Lo más común es la asociación que se tiene de que los alimentos “no saludables”, saben mejor. Sin embargo, los investigadores R. Mujcic, y A. Oswald observaron en una encuesta nacional en población adulta de Australia, que el consumo de alimentos más saludables como verduras y frutas tienen efectos beneficiosos sobre diferentes indicadores de bienestar como felicidad y satisfacción de vida a largo plazo. Ellos concluyeron que el consumo de verduras y frutas ofrece un incremento en la felicidad, satisfacción y bienestar de vida en un periodo de dos años.
Otros autores, como R. Raghunathan junto con sus colegas, identificaron que los consumidores creen que el sabor y la salud no se pueden relacionar. Es decir, entre más indulgente es el alimento (aquellos que aportan más grasa, azúcar y sodio) se disfruta más su sabor y no prestamos atención a los efectos positivos del consumo de alimentos saludables. Es decir, quizás los seres humanos hemos aprendido que los alimentos o te aportan salud o te aportan satisfacción.
El día a día de las compañías de alimentos está centrado en la venta de sus productos. Por lo tanto, la mayoría de sus recursos están dirigidos a lograrlo. Sin embargo, un elemento clave para mantener la credibilidad de las compañías y sus productos es invertir en educación en nutrición.

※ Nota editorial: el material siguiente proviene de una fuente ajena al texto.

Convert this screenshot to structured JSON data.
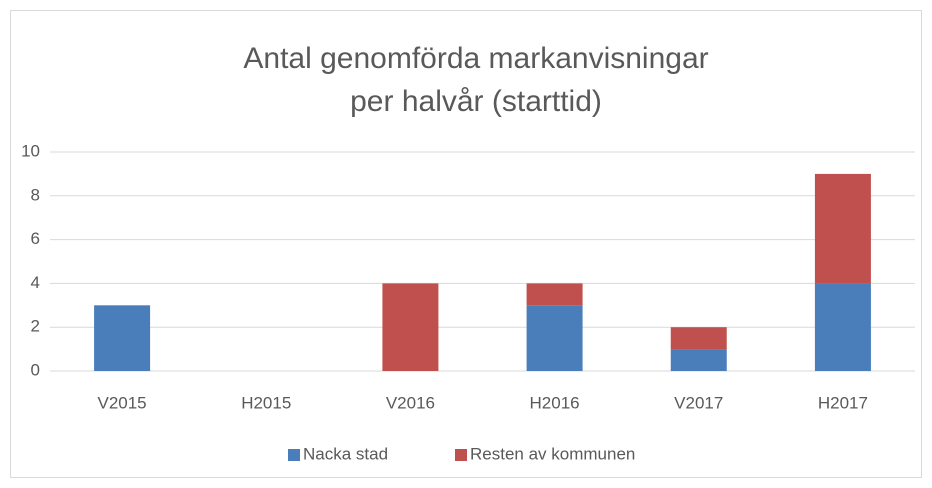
{
  "chart_data": {
    "type": "stacked_bar",
    "title": [
      "Antal genomförda markanvisningar",
      "per halvår (starttid)"
    ],
    "categories": [
      "V2015",
      "H2015",
      "V2016",
      "H2016",
      "V2017",
      "H2017"
    ],
    "series": [
      {
        "name": "Nacka stad",
        "color": "#4a7ebb",
        "values": [
          3,
          0,
          0,
          3,
          1,
          4
        ]
      },
      {
        "name": "Resten av kommunen",
        "color": "#c0504d",
        "values": [
          0,
          0,
          4,
          1,
          1,
          5
        ]
      }
    ],
    "ylim": [
      0,
      10
    ],
    "yticks": [
      0,
      2,
      4,
      6,
      8,
      10
    ],
    "grid": true,
    "legend": "bottom"
  }
}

Me vienen a la mente diferentes anécdotas donde no solo me tocó convencer personalmente a altos directivos para llevar a cabo un proyecto de educación en nutrición para la empresa, o hacerles ver que el retorno de inversión de una actividad como éstas es a largo plazo y abona directamente a la credibilidad de las compañías.

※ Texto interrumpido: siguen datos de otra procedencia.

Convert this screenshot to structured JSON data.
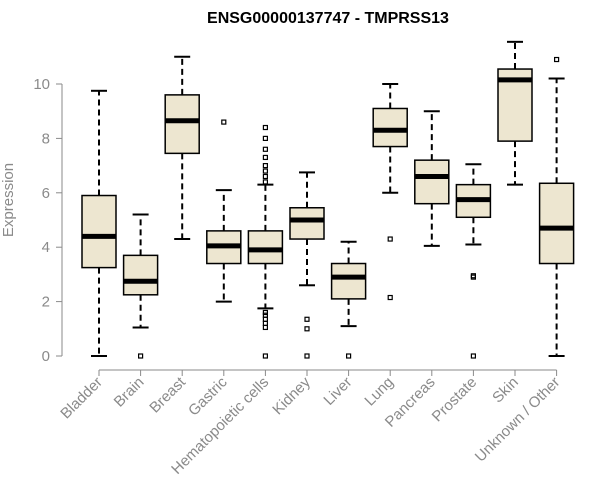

Ante tanta confusión que está generando el etiquetado frontal de advertencia en alimentos y bebidas no alcohólicas, está claro que se requiere un soporte para que el consumidor verdaderamente aprenda a tomar mejores decisiones más allá de una etiqueta.
Si la industria de alimentos no está lista con acciones que impulsen el consumo de alimentos como verduras, frutas, leguminosas, agua, etcétera, y sólo centra sus esfuerzos en un tema como la reformulación, o se resigna a que sus productos tengan sellos, no hemos aprendido aún que la responsabilidad de vender alimentos tiene que ver también con el valor de la educación. No solo trae beneficios a la población sino a las mismas empresas.
Algo que he aprendido como profesional de la salud dentro de la industria de alimentos es que la credibilidad no se gana, simplemente se pierde. Por lo tanto, la industria de alimentos sí es responsable de promover el consumo de opciones más saludables, y de generar estrategias que impulsen la educación en nutrición.